See the BB Discussion thread for Cim's 2021 notes about what he had hoped to add.
- 0.4: added sampling laser and collection bay, adjusted HUD to be easier to read when facing star
- 0.3: added spectroscopic scanner, asteroids, prospecting laser
- 0.2: first public release, added gravity scanner, stars, planets
- 0.1: unreleased, hyperspace changes only
Cim's original plans for the future development of this OXP (or, what's missing!)
- A nicer cockpit/HUD.
- The longer-term idea was that your home base would only have a limited amount of hyperspace fuel - large, but not infinite.
- You'd then need to locate and mine particular materials from asteroids which could be synthesised into fuel back at the home base.
- While doing that you'd also be picking up other raw materials, which would let your home build additional equipment
- First basic one would be a mining drone which attached to an asteroid and started doing (slow!) automated mining of it. Build a few of those and you can start to get minerals in a bit faster. You'd have to give up a lot of your storage space to drag it out there in the first place, of course.

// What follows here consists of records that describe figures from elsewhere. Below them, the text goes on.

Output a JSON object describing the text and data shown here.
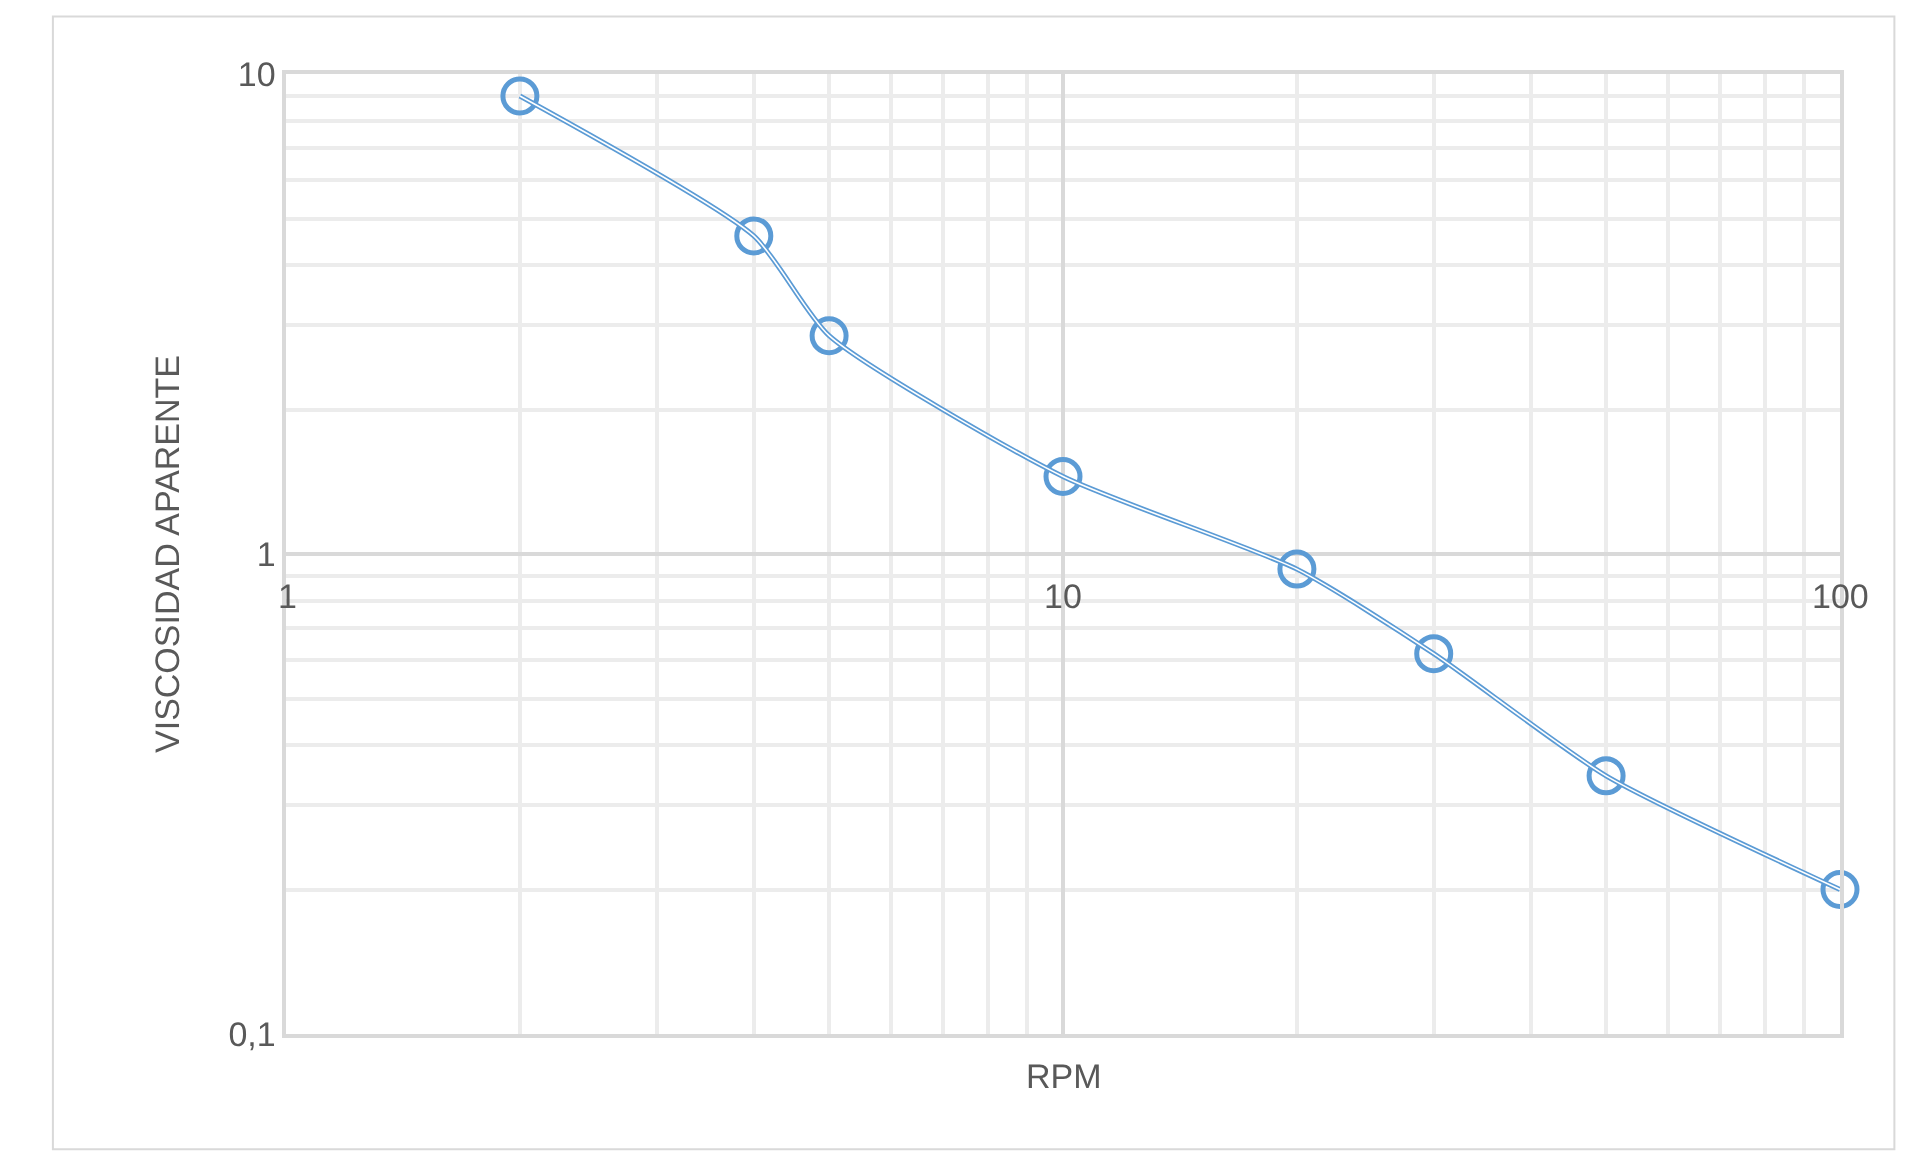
{
  "chart_data": {
    "type": "line",
    "xlabel": "RPM",
    "ylabel": "VISCOSIDAD APARENTE",
    "log": "xy",
    "grid": true,
    "marker": "circle",
    "line_style": "solid",
    "x": [
      2,
      4,
      5,
      10,
      20,
      30,
      50,
      100
    ],
    "series": [
      {
        "color": "#5b9bd5",
        "values": [
          9.0,
          4.6,
          2.85,
          1.45,
          0.93,
          0.62,
          0.345,
          0.2
        ]
      }
    ],
    "xlim": [
      1,
      100
    ],
    "xticks": [
      1,
      10,
      100
    ],
    "ylim": [
      0.1,
      10
    ],
    "yticks": [
      {
        "value": 0.1,
        "label": "0,1"
      },
      1,
      10
    ]
  }
}
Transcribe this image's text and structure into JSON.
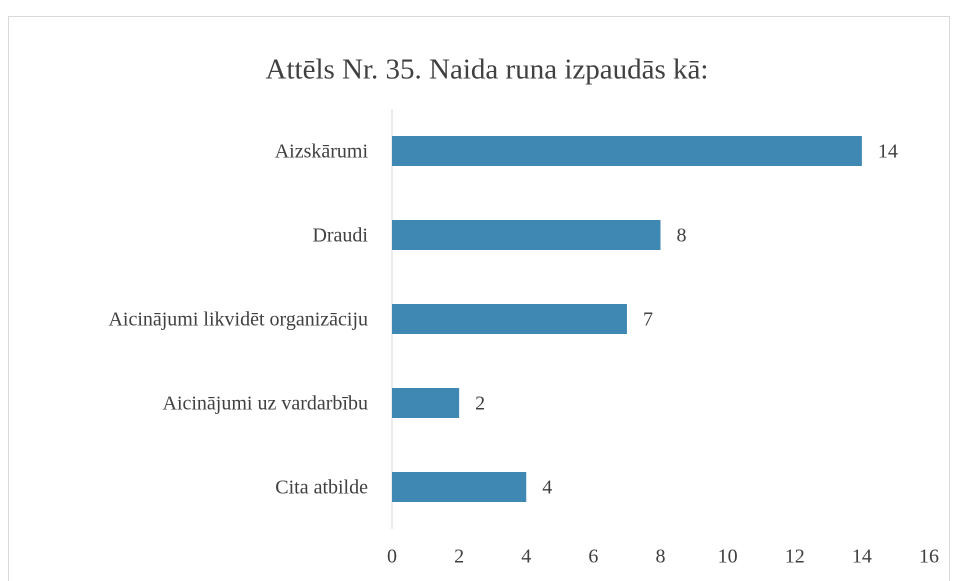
{
  "chart_data": {
    "type": "bar",
    "orientation": "horizontal",
    "title": "Attēls Nr. 35. Naida runa izpaudās kā:",
    "categories": [
      "Aizskārumi",
      "Draudi",
      "Aicinājumi likvidēt organizāciju",
      "Aicinājumi uz vardarbību",
      "Cita atbilde"
    ],
    "values": [
      14,
      8,
      7,
      2,
      4
    ],
    "color": "#3f88b4",
    "xlim": [
      0,
      16
    ],
    "xticks": [
      0,
      2,
      4,
      6,
      8,
      10,
      12,
      14,
      16
    ],
    "grid": false
  }
}
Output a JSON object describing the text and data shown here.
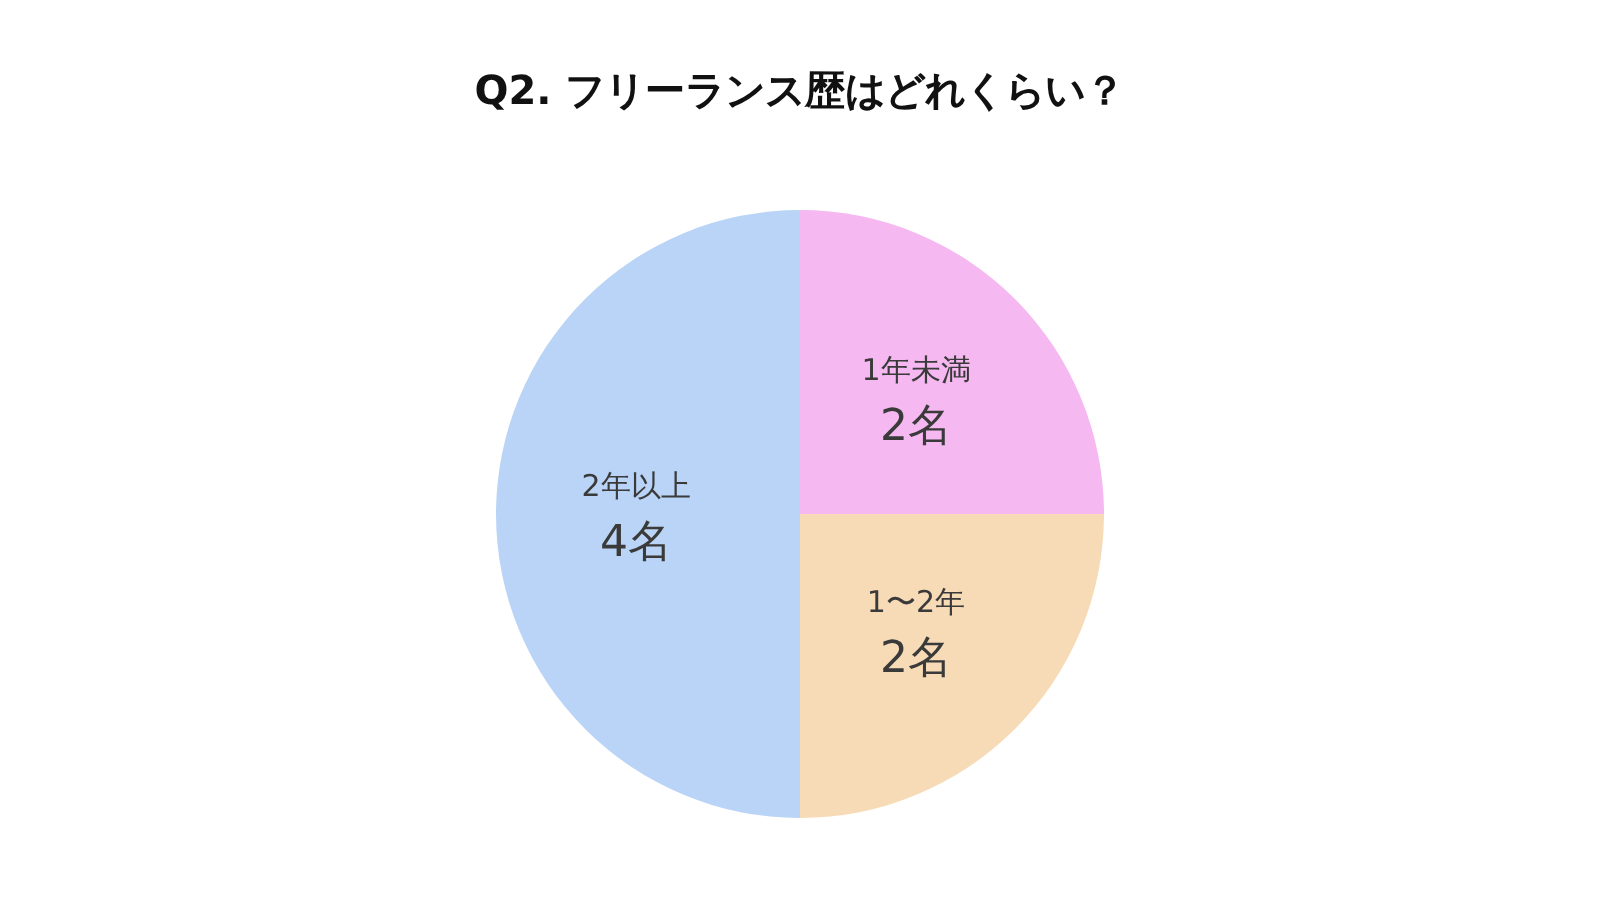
{
  "chart_data": {
    "type": "pie",
    "title": "Q2. フリーランス歴はどれくらい？",
    "categories": [
      "1年未満",
      "1〜2年",
      "2年以上"
    ],
    "values": [
      2,
      2,
      4
    ],
    "colors": [
      "#f5b8f1",
      "#f6dbb6",
      "#b9d4f6"
    ],
    "value_labels": [
      "2名",
      "2名",
      "4名"
    ],
    "legend": false
  }
}
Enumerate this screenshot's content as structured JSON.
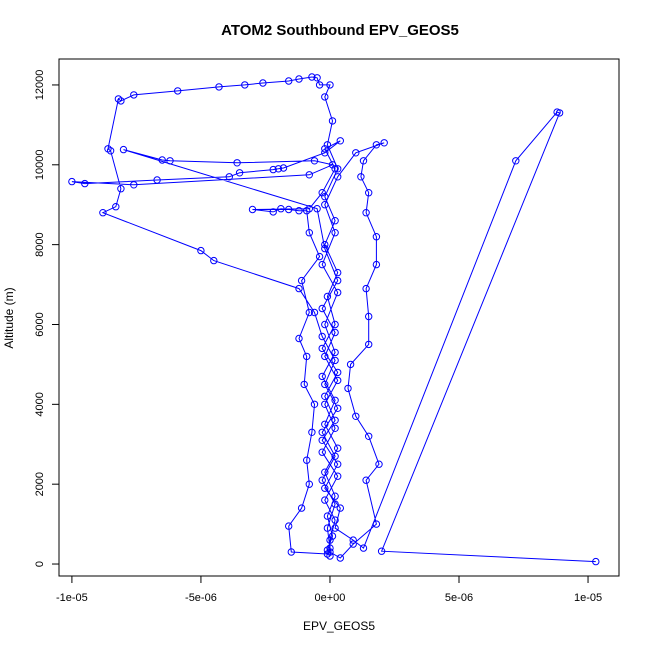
{
  "chart_data": {
    "type": "scatter",
    "title": "ATOM2 Southbound EPV_GEOS5",
    "xlabel": "EPV_GEOS5",
    "ylabel": "Altitude (m)",
    "xlim": [
      -1.05e-05,
      1.12e-05
    ],
    "ylim": [
      -300,
      12650
    ],
    "x_ticks": [
      -1e-05,
      -5e-06,
      0,
      5e-06,
      1e-05
    ],
    "x_tick_labels": [
      "-1e-05",
      "-5e-06",
      "0e+00",
      "5e-06",
      "1e-05"
    ],
    "y_ticks": [
      0,
      2000,
      4000,
      6000,
      8000,
      10000,
      12000
    ],
    "y_tick_labels": [
      "0",
      "2000",
      "4000",
      "6000",
      "8000",
      "10000",
      "12000"
    ],
    "series": [
      {
        "color": "#0000ff",
        "marker": "open-circle",
        "line": true,
        "points": [
          [
            1.03e-05,
            60
          ],
          [
            2e-06,
            320
          ],
          [
            8.9e-06,
            11300
          ],
          [
            8.8e-06,
            11320
          ],
          [
            7.2e-06,
            10100
          ],
          [
            1.3e-06,
            400
          ],
          [
            9e-07,
            600
          ],
          [
            2e-07,
            900
          ],
          [
            4e-07,
            1400
          ],
          [
            -2e-07,
            1900
          ],
          [
            3e-07,
            2500
          ],
          [
            -3e-07,
            3100
          ],
          [
            2e-07,
            3600
          ],
          [
            -2e-07,
            4200
          ],
          [
            3e-07,
            4800
          ],
          [
            -3e-07,
            5400
          ],
          [
            2e-07,
            6000
          ],
          [
            -1e-07,
            6700
          ],
          [
            3e-07,
            7300
          ],
          [
            -2e-07,
            8000
          ],
          [
            2e-07,
            8600
          ],
          [
            -2e-07,
            9200
          ],
          [
            3e-07,
            9900
          ],
          [
            -1e-07,
            10500
          ],
          [
            1e-07,
            11100
          ],
          [
            -2e-07,
            11700
          ],
          [
            0,
            12000
          ],
          [
            -4e-07,
            12000
          ],
          [
            -5e-07,
            12180
          ],
          [
            -7e-07,
            12200
          ],
          [
            -1.2e-06,
            12150
          ],
          [
            -1.6e-06,
            12100
          ],
          [
            -2.6e-06,
            12050
          ],
          [
            -3.3e-06,
            12000
          ],
          [
            -4.3e-06,
            11950
          ],
          [
            -5.9e-06,
            11850
          ],
          [
            -7.6e-06,
            11750
          ],
          [
            -8.1e-06,
            11600
          ],
          [
            -8.2e-06,
            11650
          ],
          [
            -8.6e-06,
            10400
          ],
          [
            -8.5e-06,
            10350
          ],
          [
            -8.1e-06,
            9400
          ],
          [
            -8.3e-06,
            8950
          ],
          [
            -8.8e-06,
            8800
          ],
          [
            -5e-06,
            7850
          ],
          [
            -4.5e-06,
            7600
          ],
          [
            -1.2e-06,
            6900
          ],
          [
            -6e-07,
            6300
          ],
          [
            -3e-07,
            5700
          ],
          [
            2e-07,
            5100
          ],
          [
            -2e-07,
            4500
          ],
          [
            3e-07,
            3900
          ],
          [
            -3e-07,
            3300
          ],
          [
            2e-07,
            2700
          ],
          [
            -3e-07,
            2100
          ],
          [
            2e-07,
            1500
          ],
          [
            -1e-07,
            900
          ],
          [
            0,
            400
          ],
          [
            -1e-07,
            250
          ],
          [
            -1.5e-06,
            300
          ],
          [
            -1.6e-06,
            950
          ],
          [
            -1.1e-06,
            1400
          ],
          [
            -8e-07,
            2000
          ],
          [
            -9e-07,
            2600
          ],
          [
            -7e-07,
            3300
          ],
          [
            -6e-07,
            4000
          ],
          [
            -1e-06,
            4500
          ],
          [
            -9e-07,
            5200
          ],
          [
            -1.2e-06,
            5650
          ],
          [
            -8e-07,
            6300
          ],
          [
            -1.1e-06,
            7100
          ],
          [
            -4e-07,
            7700
          ],
          [
            -8e-07,
            8300
          ],
          [
            -9e-07,
            8850
          ],
          [
            -1.2e-06,
            8850
          ],
          [
            -1.6e-06,
            8880
          ],
          [
            -1.9e-06,
            8900
          ],
          [
            -2.2e-06,
            8820
          ],
          [
            -3e-06,
            8880
          ],
          [
            -8e-07,
            8900
          ],
          [
            -3e-07,
            9300
          ],
          [
            2e-07,
            9900
          ],
          [
            -2e-07,
            10400
          ],
          [
            4e-07,
            10600
          ],
          [
            -2e-07,
            10300
          ],
          [
            -1.8e-06,
            9920
          ],
          [
            -2e-06,
            9900
          ],
          [
            -2.2e-06,
            9880
          ],
          [
            -3.5e-06,
            9800
          ],
          [
            -3.9e-06,
            9700
          ],
          [
            -6.7e-06,
            9620
          ],
          [
            -9.5e-06,
            9530
          ],
          [
            -1e-05,
            9580
          ],
          [
            -7.6e-06,
            9500
          ],
          [
            -8e-07,
            9750
          ],
          [
            1e-07,
            10000
          ],
          [
            -6e-07,
            10100
          ],
          [
            -3.6e-06,
            10050
          ],
          [
            -6.2e-06,
            10100
          ],
          [
            -6.5e-06,
            10120
          ],
          [
            -8e-06,
            10380
          ],
          [
            -5e-07,
            8900
          ],
          [
            -2e-07,
            7900
          ],
          [
            3e-07,
            7100
          ],
          [
            -3e-07,
            6400
          ],
          [
            2e-07,
            5800
          ],
          [
            -2e-07,
            5200
          ],
          [
            3e-07,
            4600
          ],
          [
            -2e-07,
            4000
          ],
          [
            2e-07,
            3400
          ],
          [
            -3e-07,
            2800
          ],
          [
            3e-07,
            2200
          ],
          [
            -2e-07,
            1600
          ],
          [
            2e-07,
            1100
          ],
          [
            0,
            600
          ],
          [
            0,
            300
          ],
          [
            4e-07,
            150
          ],
          [
            9e-07,
            500
          ],
          [
            1.8e-06,
            1000
          ],
          [
            1.4e-06,
            2100
          ],
          [
            1.9e-06,
            2500
          ],
          [
            1.5e-06,
            3200
          ],
          [
            1e-06,
            3700
          ],
          [
            7e-07,
            4400
          ],
          [
            8e-07,
            5000
          ],
          [
            1.5e-06,
            5500
          ],
          [
            1.5e-06,
            6200
          ],
          [
            1.4e-06,
            6900
          ],
          [
            1.8e-06,
            7500
          ],
          [
            1.8e-06,
            8200
          ],
          [
            1.4e-06,
            8800
          ],
          [
            1.5e-06,
            9300
          ],
          [
            1.2e-06,
            9700
          ],
          [
            1.3e-06,
            10100
          ],
          [
            1.8e-06,
            10500
          ],
          [
            2.1e-06,
            10550
          ],
          [
            1e-06,
            10300
          ],
          [
            3e-07,
            9700
          ],
          [
            -2e-07,
            9000
          ],
          [
            2e-07,
            8300
          ],
          [
            -3e-07,
            7500
          ],
          [
            3e-07,
            6800
          ],
          [
            -2e-07,
            6000
          ],
          [
            2e-07,
            5300
          ],
          [
            -3e-07,
            4700
          ],
          [
            2e-07,
            4100
          ],
          [
            -2e-07,
            3500
          ],
          [
            3e-07,
            2900
          ],
          [
            -2e-07,
            2300
          ],
          [
            2e-07,
            1700
          ],
          [
            -1e-07,
            1200
          ],
          [
            1e-07,
            700
          ],
          [
            -1e-07,
            350
          ],
          [
            0,
            200
          ]
        ]
      }
    ]
  }
}
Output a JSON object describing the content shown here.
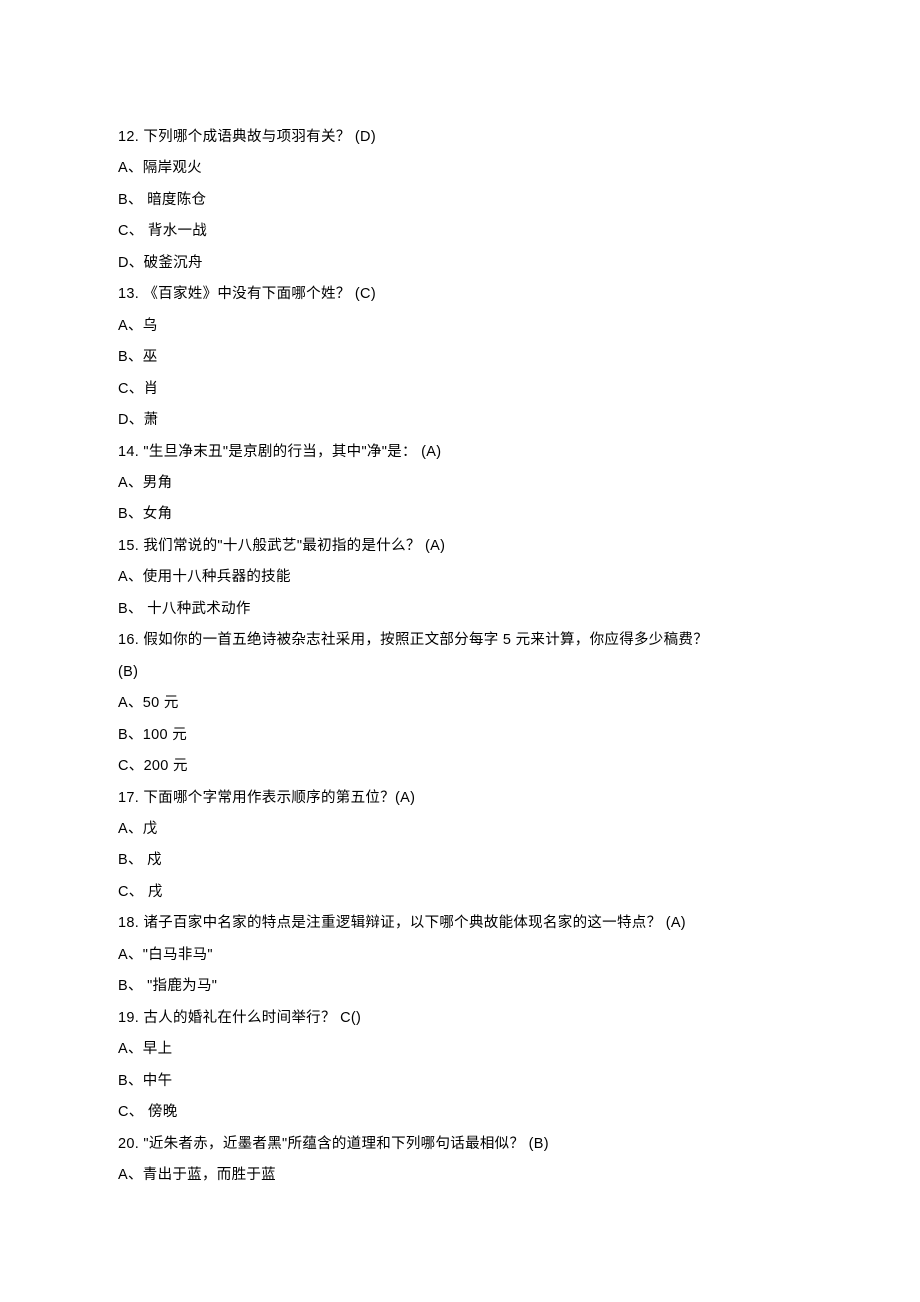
{
  "lines": [
    "12. 下列哪个成语典故与项羽有关？ (D)",
    "A、隔岸观火",
    "B、 暗度陈仓",
    "C、 背水一战",
    "D、破釜沉舟",
    "13. 《百家姓》中没有下面哪个姓？ (C)",
    "A、乌",
    "B、巫",
    "C、肖",
    "D、萧",
    "14. \"生旦净末丑\"是京剧的行当，其中\"净\"是： (A)",
    "A、男角",
    "B、女角",
    "15. 我们常说的\"十八般武艺\"最初指的是什么？ (A)",
    "A、使用十八种兵器的技能",
    "B、 十八种武术动作",
    "16. 假如你的一首五绝诗被杂志社采用，按照正文部分每字 5 元来计算，你应得多少稿费？",
    " (B)",
    "A、50 元",
    "B、100 元",
    "C、200 元",
    "17. 下面哪个字常用作表示顺序的第五位？(A)",
    "A、戊",
    "B、 戍",
    "C、 戌",
    "18. 诸子百家中名家的特点是注重逻辑辩证，以下哪个典故能体现名家的这一特点？  (A)",
    "A、\"白马非马\"",
    "B、 \"指鹿为马\"",
    "19. 古人的婚礼在什么时间举行？ C()",
    "A、早上",
    "B、中午",
    "C、 傍晚",
    "20. \"近朱者赤，近墨者黑\"所蕴含的道理和下列哪句话最相似？ (B)",
    "A、青出于蓝，而胜于蓝"
  ]
}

- That would then unlock additional deployable modules - a basic fuel storage depot, which would let you move fuel out from the base ship, and then run bigger expeditions from there - and then later a portable fuel refinery which would mean you didn't have to transport mined materials all the way back to base to get more fuel
- Probably then another sort of drone at some point which would pick up gas/liquid elements from planets for you, which would then extend the range of things your base could construct ... as well as resupply oxygen on the base ship, and other large-but-not-infinite consumables
- Goals: As well as modules for you, also goals to supply materials to repairs on the base ship
- Eventually, then a long-term goal to repair the base ship entirely (including its hyperdrive), and gradually move it across the chart to one of the habitable planets you found while exploring for the rest of this. (And then you've "won" but obviously you can keep exploring the rest of the map, with the benefit that you no longer need to keep dragging oxygen and water and minerals to your base)
I have no objection in principle to what there is being put in the Expansions Manager, maybe someone else will finish it off / take it in another direction someday.
But ... one reason I didn't put it in the manager is that Exploration depends on Loader, so if you install Exploration, you get the Loader OXP too (Song_of_the_Labyrinth_Startup). Loader can't depend on Exploration, because if it did, Exploration won't load in the core scenario, and then Loader won't load because Exploration isn't there, and then you can't actually start the scenario game. But that means when you're installing from the manager, if you install Loader it can't then auto-install Exploration ... and then if you try to run Loader it'll probably go wrong with an entirely unhelpful error message
The manager ideally needs a new relationship type adding to handle that sort of "install-time but not run-time" dependency, but I never got round to that either.
You might be able to make this clear enough with descriptions.
There seem to be three major points about this .oxp/game/proof of concept.
1) It is genuine exploration within the Oolite game framework. Although the map is known (ie the location of the stars), one must "discover" how to make the jump, and discover what is at the other end (planets, asteroids, etc). And as the only pilot, there is nobody else about to spoonfeed you the information!
2) The Hyperspace Jump is no longer a doddle - it's now an adventure! It now starts to resemble what one reads about in some of the science fiction.
3) Finding the planets is now an adventure too!
Since cim programmed this within the Oolite game framework, some of these ideas should be transferable to the main game for those with the skills.